Borrowing for the long term is becoming increasingly important for Dominican banks now that they are developing investment-banking capabilities. “Ten years ago there was no investment banking or sub-investment banking in the banks, but now you will find these departments in commercial banks,” says Ramón Tarragó, chief financial officer of Tricom, a local telecommunications company that is listed on the New York Stock Exchange. Until recently, the banks funded lending with loans from foreign development banks such as France’s Proparco and Germany’s DEG, or short-term loans from US correspondent banks. “Until recently, we did not have the need for long-term financing but now we do because we are lending to local projects,” says Guerra. Jones, at Banco de Reservas, says her bank is also considering long-term funding from abroad because the bank wants to develop a mortgage lending business and needs to find funding that stretches beyond the three years that banks typically attract these days. Some banks need long-term funding to participate in project finance lending. Banco Popular has worked with international banks on large loan facilities for some of the country’s biggest international companies, such as Caterpillar, France Télécom’s Orange as well as AES, the US energy company.

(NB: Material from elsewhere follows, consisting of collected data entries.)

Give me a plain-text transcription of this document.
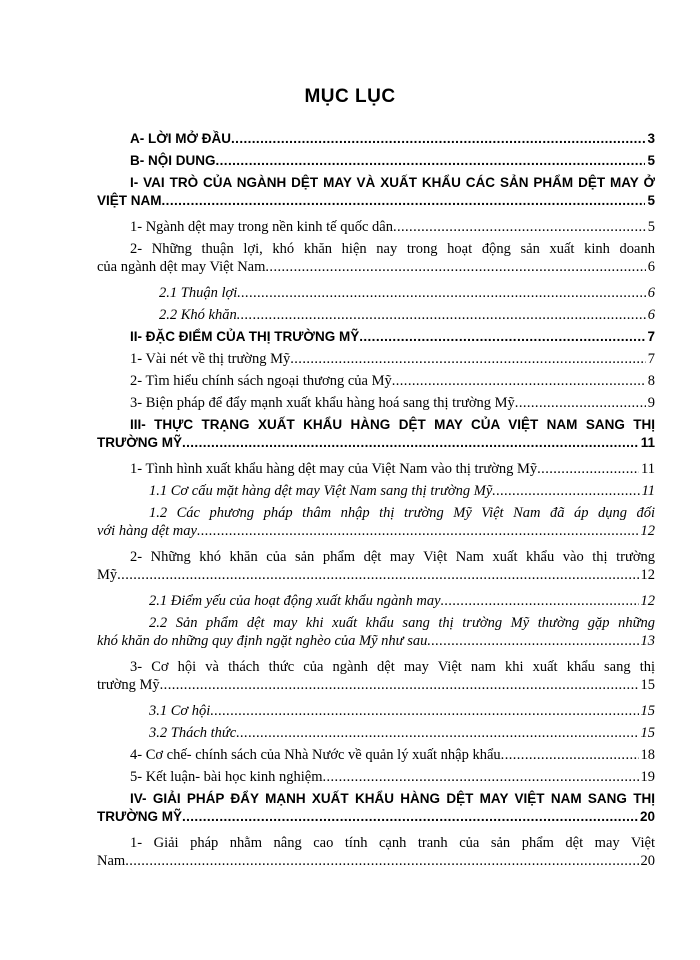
MỤC LỤC
A- LỜI MỞ ĐẦU .....	3
B- NỘI DUNG .....	5
I- VAI TRÒ CỦA NGÀNH DỆT MAY VÀ XUẤT KHẨU CÁC SẢN PHẨM DỆT MAY Ở
VIỆT NAM .....	5
1- Ngành dệt may trong nền kinh tế quốc dân .....	5
2- Những thuận lợi, khó khăn hiện nay trong hoạt động sản xuất kinh doanh
của ngành dệt may Việt Nam .....	6
2.1 Thuận lợi .....	6
2.2 Khó khăn .....	6
II- ĐẶC ĐIỂM CỦA THỊ TRƯỜNG MỸ .....	7
1- Vài nét về thị trường Mỹ .....	7
2- Tìm hiểu chính sách ngoại thương của Mỹ .....	8
3- Biện pháp để đẩy mạnh xuất khẩu hàng hoá sang thị trường Mỹ .....	9
III- THỰC TRẠNG XUẤT KHẨU HÀNG DỆT MAY CỦA VIỆT NAM SANG THỊ
TRƯỜNG MỸ .....	11
1- Tình hình xuất khẩu hàng dệt may của Việt Nam vào thị trường Mỹ .....	11
1.1 Cơ cấu mặt hàng dệt may Việt Nam sang thị trường Mỹ .....	11
1.2 Các phương pháp thâm nhập thị trường Mỹ Việt Nam đã áp dụng đối
với hàng dệt may .....	12
2- Những khó khăn của sản phẩm dệt may Việt Nam xuất khẩu vào thị trường
Mỹ .....	12
2.1 Điểm yếu của hoạt động xuất khẩu ngành may .....	12
2.2 Sản phẩm dệt may khi xuất khẩu sang thị trường Mỹ thường gặp những
khó khăn do những quy định ngặt nghèo của Mỹ như sau .....	13
3- Cơ hội và thách thức của ngành dệt may Việt nam khi xuất khẩu sang thị
trường Mỹ .....	15
3.1 Cơ hội .....	15
3.2 Thách thức .....	15
4- Cơ chế- chính sách của Nhà Nước về quản lý xuất nhập khẩu .....	18
5- Kết luận- bài học kinh nghiệm .....	19
IV- GIẢI PHÁP ĐẨY MẠNH XUẤT KHẨU HÀNG DỆT MAY VIỆT NAM SANG THỊ
TRƯỜNG MỸ .....	20
1- Giải pháp nhằm nâng cao tính cạnh tranh của sản phẩm dệt may Việt
Nam .....	20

The launching of a privately managed pension fund system in February will fuel the demand for debt products with maturities that stretch beyond the 180-day commercial paper companies generally issue now. Securitizing hard currency assets could give these banks a head start in the local market. Luis Espínola, vice president of international financing at Banco Popular, says his bank is interested in a deal to securitize up to $100 million-worth of credit card receivables with a maturity beyond five years. “We are already well-known in the Miami and New York banking communities, but we would also like to take our name to Europe,” he says.

Trying to Go Long

Banks are trying to find ways to push out maturities on their loans.

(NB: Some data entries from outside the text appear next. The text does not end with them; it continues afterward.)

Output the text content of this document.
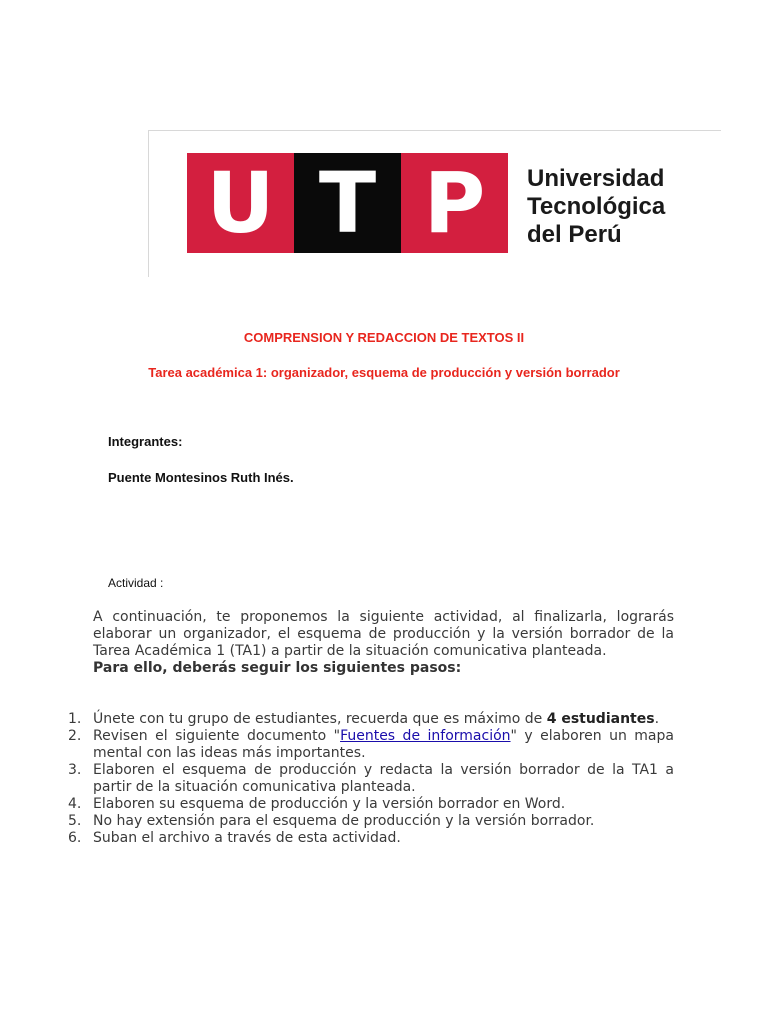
U T P	Universidad
Tecnológica
del Perú
COMPRENSION Y REDACCION DE TEXTOS II
Tarea académica 1: organizador, esquema de producción y versión borrador
Integrantes:
Puente Montesinos Ruth Inés.
Actividad :

A continuación, te proponemos la siguiente actividad, al finalizarla, lograrás elaborar un organizador, el esquema de producción y la versión borrador de la Tarea Académica 1 (TA1) a partir de la situación comunicativa planteada.

Para ello, deberás seguir los siguientes pasos:

1. Únete con tu grupo de estudiantes, recuerda que es máximo de 4 estudiantes.
2. Revisen el siguiente documento "Fuentes de información" y elaboren un mapa mental con las ideas más importantes.
3. Elaboren el esquema de producción y redacta la versión borrador de la TA1 a partir de la situación comunicativa planteada.
4. Elaboren su esquema de producción y la versión borrador en Word.
5. No hay extensión para el esquema de producción y la versión borrador.
6. Suban el archivo a través de esta actividad.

Financing for the long term is a challenge in the Dominican Republic where maturities rarely extend beyond 180 days. Dominican banks relied on medium-term loans from correspondent banks in the US or from multilateral agencies. But times are changing. The Dominican Republic expects to have a functioning local capital markets next year, with pension funds fuelling demand for long-term assets. And the banks must also be prepared to lend for the long term. Bancrédito, the fourth-largest bank in the Dominican Republic, in October signed a $38 million, five-year term loan secured on credit card receivables, arranged by Union Planters Bank and WestLB AG. It paid 375 basis points over three-month Libor for the loan. Humberto Sangiovanni, head of treasury for Bancrédito, says the bank used to pay around 12% for dollar-denominated debt in the local market. Angel Baliño, executive vice president of Bancrédito says, “It is an important transaction for our bank at this time in Latin America. It shows confidence in the future of our banking system and in the prosperity of the country.” Bancrédito raised $22 million by securitizing credit card receivables with Citibank in 1997 and had hoped to issue $50 million this time, perhaps as an asset-backed security. Sangiovanni says, “It is more complicated to do this for a bank in a developing country with no history of these transactions in the midst of a very difficult time in the global economy.” The plunge in tourism after September 11 slowed the flow of credit card receivables and forced the bank to reduce the amount it hoped to raise because it had to keep a coverage ratio of 4.9 the minimum payment flow in an escrow account. Felipe Mendoza, CEO of Bancrédito, expects securitization to become a popular way for Dominican banks to raise money. Banco Popular, the largest bank in the Dominican Republic, is considering placing a receivables-backed security to be sold to private investors in the US market later this year.